フォトワールド十人十色
テクニックを排して花火本来の姿をとらえる
花火写真家 冴木一馬氏
暗い夜空にパッと咲いてパッと散る、色鮮やかな花火。その一瞬の輝きを、ひたすら追い続けている写真家がいます。「花火は『はかなさ』『せつなさ』といった、日本人の美意識の象徴ではないかと思います」とおっしゃる冴木一馬先生です。今回は、日本でただ一人しかいない花火写真家の冴木先生をご紹介いたしましょう。
 冴木先生は最初から写真家になろうと思っていたわけではありません。当初はファッションデザイナーを目指して専門学校に通い、就職もアパレル関係の会社だったそうです。その間も趣味として写真を撮り続けていましたが、やがて写真に情熱を傾けるようになります。24歳の時に脱サラをしてフリーの報道カメラマンとして活動するようになりました。そんなある日、先生に花火との出会いが訪れます。
秩父夜祭 ■カメラ:ペンタックス6×7 レンズ:SMCペンタックス55mm 絞り:f8 シャッタースピード:B(約2秒) フィルム:フジクロームベルビア 撮影地:埼玉県秩父市
報道の現場ですさんだ気持ちを
癒してくれたのが花火でした。
 31歳の時のこと、先生のもとに某新聞社から、大阪の天神祭りを取材する話が舞い込みました。三日に渡って祭りの行事を撮影する仕事です。その仕事中に先生は、特等席から見上げた花火に深い感銘を受けます。「それまで、私にとって花火といえば、人混みの中で遠くから眺めるものでした。ところが、その時に見た花火は頭の真上で開いたのです。その大きさと音に圧倒されました。そして何よりも、報道の現場で、すさんでしまった私の気持ちを、その時の花火が癒してくれたのです」。

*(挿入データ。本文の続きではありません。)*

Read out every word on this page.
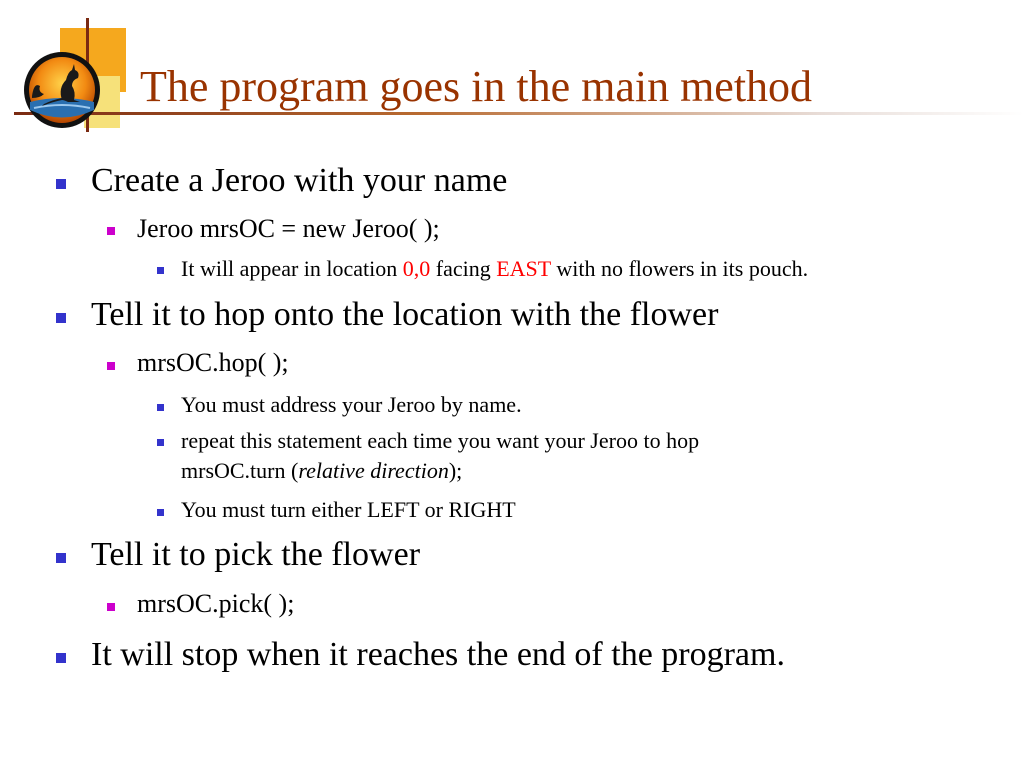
The program goes in the main method
Create a Jeroo with your name
Jeroo mrsOC = new Jeroo( );
It will appear in location 0,0 facing EAST with no flowers in its pouch.
Tell it to hop onto the location with the flower
mrsOC.hop( );
You must address your Jeroo by name.
repeat this statement each time you want your Jeroo to hop
mrsOC.turn (relative direction);
You must turn either LEFT or RIGHT
Tell it to pick the flower
mrsOC.pick( );
It will stop when it reaches the end of the program.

 天神祭りの花火に魅了された先生は、報道写真の仕事の合間に、花火大会を追って撮影に出かけるようになりました。そうした活動が7年ほど過ぎた頃、先生に転機が訪れます。
「ある情報誌が花火を特集するので写真を貸してほしいと言ってきました。追随するように、他からも花火の写真を貸してほしいという申し出があったのです」これをきっかけに、先生は報道写真をやめて、花火専門の写真家として生きていく一大決心をします。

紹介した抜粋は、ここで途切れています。